Quindi, dopo essere entrato in una casa facendo visita, come previsto, a una famiglia, dal palco in un campetto allagato e sotto la pioggia a dirotto si è rivolto a tutti i presenti, a quella Comunità di Varghinha che “oggi rappresenta tutti i rioni del Brasile”. “Avrei voluto bussare a ogni porta, dire ‘buongiorno’, chiedere un bicchiere d’acqua fresca, prendere un ‘cafezinho’, parlare come ad amici di casa, ascoltare il cuore di ciascuno, dei genitori, dei figli, dei nonni…”.
Parla con il cuore papa Francesco. Ma le sue parole hanno segnato pure un’ulteriore tappa del suo magistero: l’accoglienza e la cultura della solidarietà, la fame del corpo e quella “più profonda” di “una felicità che solo Dio può saziare”. Infine, ancora i giovani e la speranza.
“Quando siamo generosi nell’accogliere una persona e condividiamo qualcosa con lei – un po’ di cibo, un posto nella nostra casa, il nostro tempo – non solo non rimaniamo più poveri, ma ci arricchiamo”, ha ricordato il Vescovo di Roma, convinto che “il popolo brasiliano, in particolare le persone più semplici, può offrire al mondo una preziosa lezione di solidarietà”. “Non è la cultura dell’egoismo, dell’individualismo, che spesso regola la nostra società, quella che costruisce e porta a un mondo più abitabile, ma la cultura della solidarietà; vedere nell’altro non un concorrente o un numero, ma un fratello”, ha rimarcato il Papa, aggiungendo a braccio che “tutti siamo fratelli”.

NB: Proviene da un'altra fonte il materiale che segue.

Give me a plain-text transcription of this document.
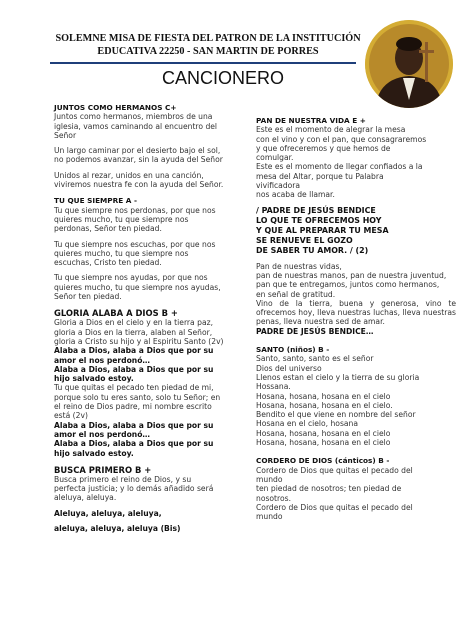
SOLEMNE MISA DE FIESTA DEL PATRON DE LA INSTITUCIÓN
EDUCATIVA 22250 - SAN MARTIN DE PORRES
CANCIONERO
JUNTOS COMO HERMANOS C+
Juntos como hermanos, miembros de una
iglesia, vamos caminando al encuentro del
Señor
Un largo caminar por el desierto bajo el sol,
no podemos avanzar, sin la ayuda del Señor
Unidos al rezar, unidos en una canción,
viviremos nuestra fe con la ayuda del Señor.
TU QUE SIEMPRE A -
Tu que siempre nos perdonas, por que nos
quieres mucho, tu que siempre nos
perdonas, Señor ten piedad.
Tu que siempre nos escuchas, por que nos
quieres mucho, tu que siempre nos
escuchas, Cristo ten piedad.
Tu que siempre nos ayudas, por que nos
quieres mucho, tu que siempre nos ayudas,
Señor ten piedad.
GLORIA ALABA A DIOS B +
Gloria a Dios en el cielo y en la tierra paz,
gloria a Dios en la tierra, alaben al Señor,
gloria a Cristo su hijo y al Espiritu Santo (2v)
Alaba a Dios, alaba a Dios que por su
amor el nos perdonó…
Alaba a Dios, alaba a Dios que por su
hijo salvado estoy.
Tu que quitas el pecado ten piedad de mi,
porque solo tu eres santo, solo tu Señor; en
el reino de Dios padre, mi nombre escrito
está (2v)
Alaba a Dios, alaba a Dios que por su
amor el nos perdonó…
Alaba a Dios, alaba a Dios que por su
hijo salvado estoy.
BUSCA PRIMERO B +
Busca primero el reino de Dios, y su
perfecta justicia; y lo demás añadido será
aleluya, aleluya.
Aleluya, aleluya, aleluya,
aleluya, aleluya, aleluya (Bis)
PAN DE NUESTRA VIDA E +
Este es el momento de alegrar la mesa
con el vino y con el pan, que consagraremos
y que ofreceremos y que hemos de
comulgar.
Este es el momento de llegar confiados a la
mesa del Altar, porque tu Palabra
vivificadora
nos acaba de llamar.
/ PADRE DE JESÚS BENDICE
LO QUE TE OFRECEMOS HOY
Y QUE AL PREPARAR TU MESA
SE RENUEVE EL GOZO
DE SABER TU AMOR. / (2)
Pan de nuestras vidas,
pan de nuestras manos, pan de nuestra juventud,
pan que te entregamos, juntos como hermanos,
en señal de gratitud.
Vino de la tierra, buena y generosa, vino te ofrecemos hoy, lleva nuestras luchas, lleva nuestras penas, lleva nuestra sed de amar.
PADRE DE JESÚS BENDICE…
SANTO (niños) B -
Santo, santo, santo es el señor
Dios del universo
Llenos estan el cielo y la tierra de su gloria
Hossana.
Hosana, hosana, hosana en el cielo
Hosana, hosana, hosana en el cielo.
Bendito el que viene en nombre del señor
Hosana en el cielo, hosana
Hosana, hosana, hosana en el cielo
Hosana, hosana, hosana en el cielo
CORDERO DE DIOS (cánticos) B -
Cordero de Dios que quitas el pecado del
mundo
ten piedad de nosotros; ten piedad de
nosotros.
Cordero de Dios que quitas el pecado del
mundo
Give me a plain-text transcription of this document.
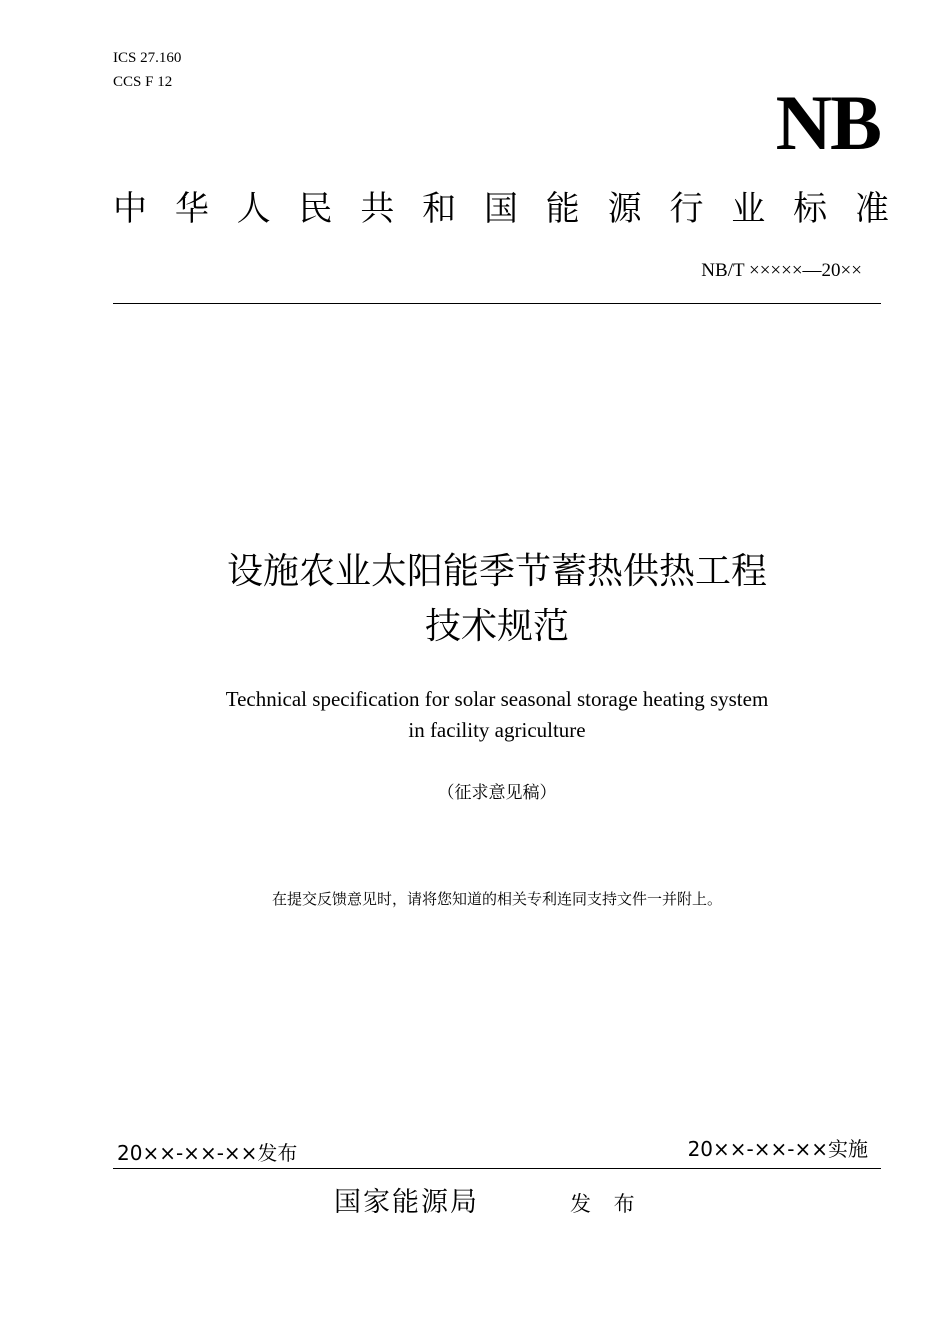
ICS 27.160
CCS F 12	NB
中 华 人 民 共 和 国 能 源 行 业 标 准
NB/T ×××××—20××
设施农业太阳能季节蓄热供热工程
技术规范
Technical specification for solar seasonal storage heating system
in facility agriculture
（征求意见稿）
在提交反馈意见时，请将您知道的相关专利连同支持文件一并附上。
20××-××-××发布	20××-××-××实施
国家能源局	发 布
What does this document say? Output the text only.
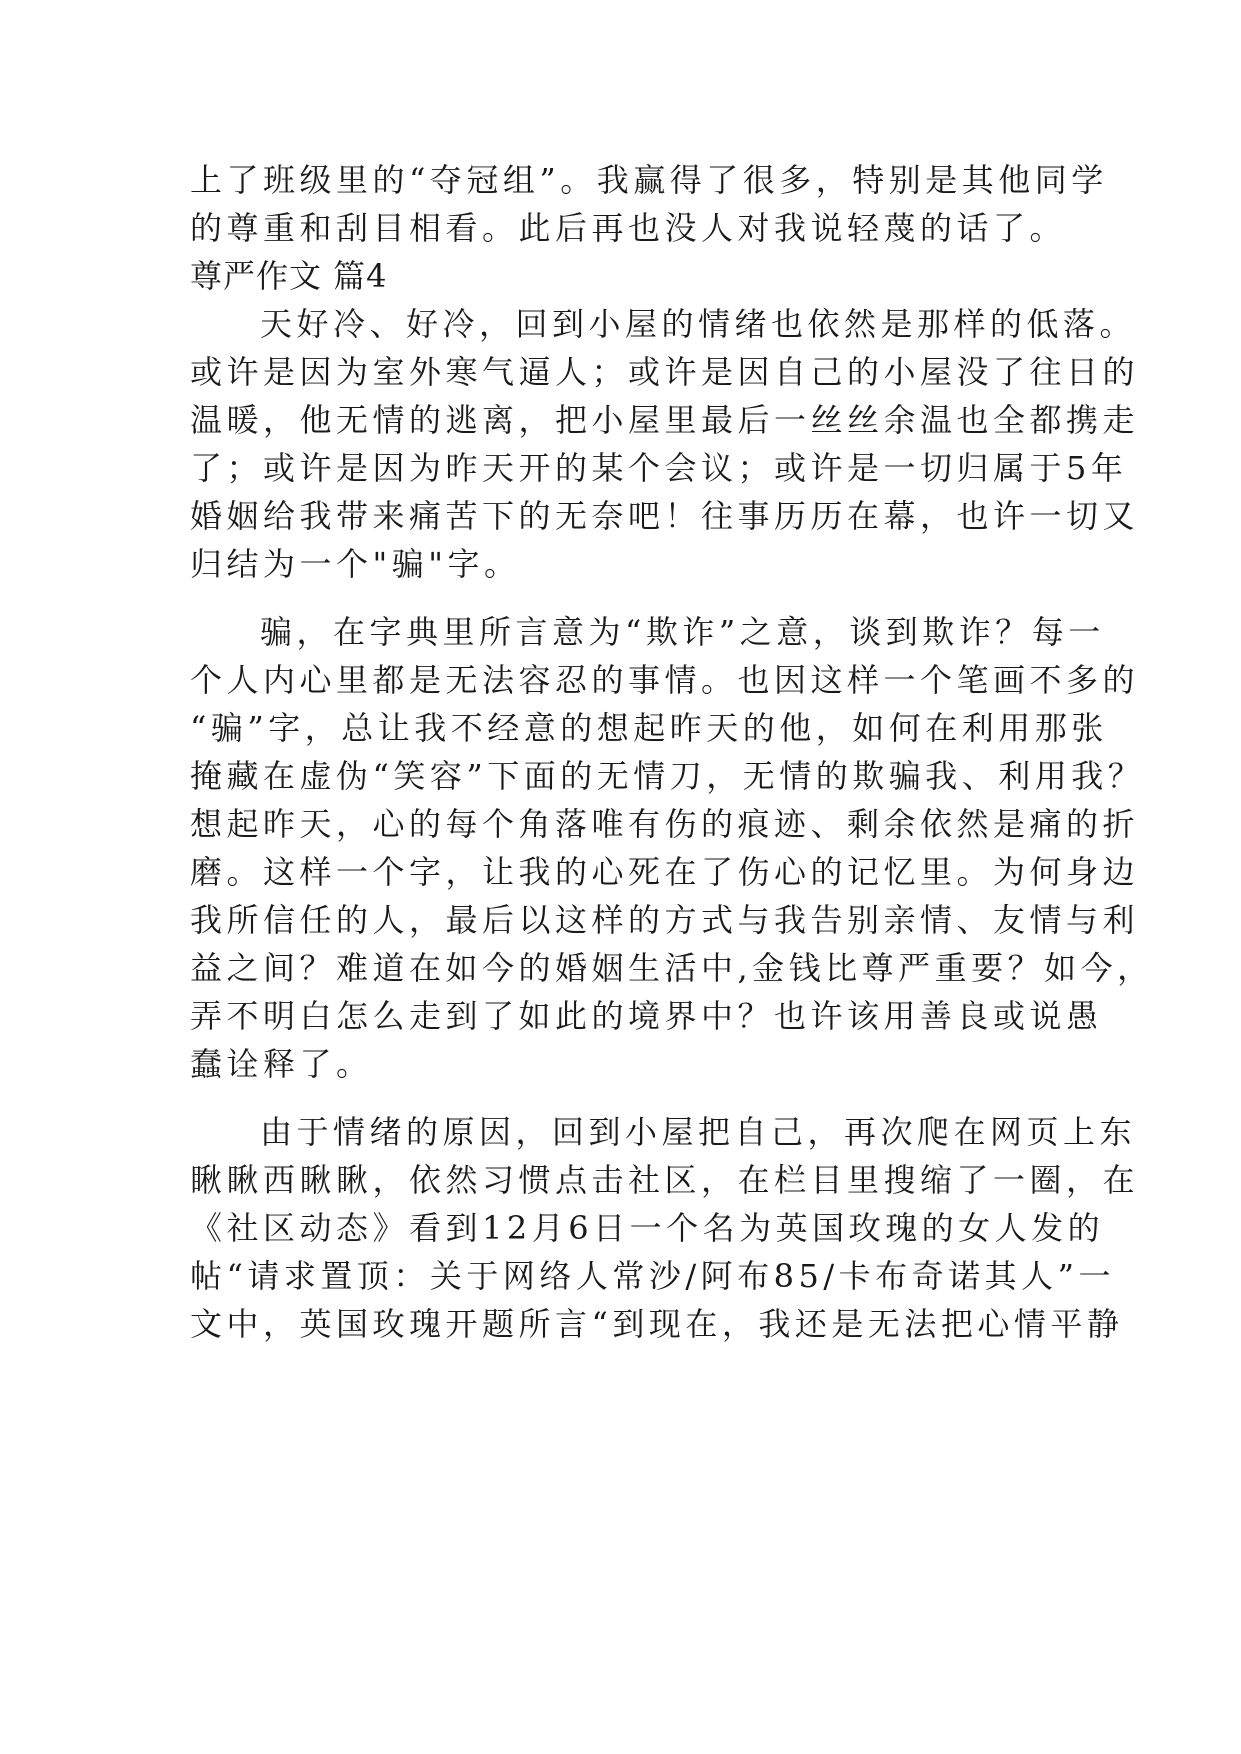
上了班级里的“夺冠组”。我赢得了很多，特别是其他同学
的尊重和刮目相看。此后再也没人对我说轻蔑的话了。
尊严作文 篇4
天好冷、好冷，回到小屋的情绪也依然是那样的低落。
或许是因为室外寒气逼人；或许是因自己的小屋没了往日的
温暖，他无情的逃离，把小屋里最后一丝丝余温也全都携走
了；或许是因为昨天开的某个会议；或许是一切归属于5年
婚姻给我带来痛苦下的无奈吧！往事历历在幕，也许一切又
归结为一个"骗"字。
骗，在字典里所言意为“欺诈”之意，谈到欺诈？每一
个人内心里都是无法容忍的事情。也因这样一个笔画不多的
“骗”字，总让我不经意的想起昨天的他，如何在利用那张
掩藏在虚伪“笑容”下面的无情刀，无情的欺骗我、利用我？
想起昨天，心的每个角落唯有伤的痕迹、剩余依然是痛的折
磨。这样一个字，让我的心死在了伤心的记忆里。为何身边
我所信任的人，最后以这样的方式与我告别亲情、友情与利
益之间？难道在如今的婚姻生活中,金钱比尊严重要？如今，
弄不明白怎么走到了如此的境界中？也许该用善良或说愚
蠢诠释了。
由于情绪的原因，回到小屋把自己，再次爬在网页上东
瞅瞅西瞅瞅，依然习惯点击社区，在栏目里搜缩了一圈，在
《社区动态》看到12月6日一个名为英国玫瑰的女人发的
帖“请求置顶：关于网络人常沙/阿布85/卡布奇诺其人”一
文中，英国玫瑰开题所言“到现在，我还是无法把心情平静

La Chiesa, da parte sua, “desidera offrire la sua collaborazione a ogni iniziativa che possa significare un vero sviluppo di ogni uomo e di tutto l’uomo”, sapendo che “dare il pane a chi ha fame” è “un atto di giustizia”, ma “c’è anche una fame più profonda” e lo sviluppo integrale dell’uomo non può ignorare i “pilastri fondamentali”. Questi, ha precisato Bergoglio, sono “la vita, che è dono di Dio, valore da tutelare e promuovere sempre; la famiglia, fondamento della convivenza e rimedio contro lo sfaldamento sociale; l’educazione integrale, che non si riduce a una semplice trasmissione d’informazioni con lo scopo di produrre profitto; la salute, che deve cercare il benessere integrale della persona, anche della dimensione spirituale, essenziale per l’equilibrio umano e per una sana convivenza; la sicurezza, nella convinzione che la violenza può essere vinta solo a partire dal cambiamento del cuore umano”. Parole forti e apprezzate, e non è certo casuale la scelta del luogo. Il Papa parla ai giovani per farsi sentire anche dagli adulti, parla agli “ultimi” per farsi capire a tutti.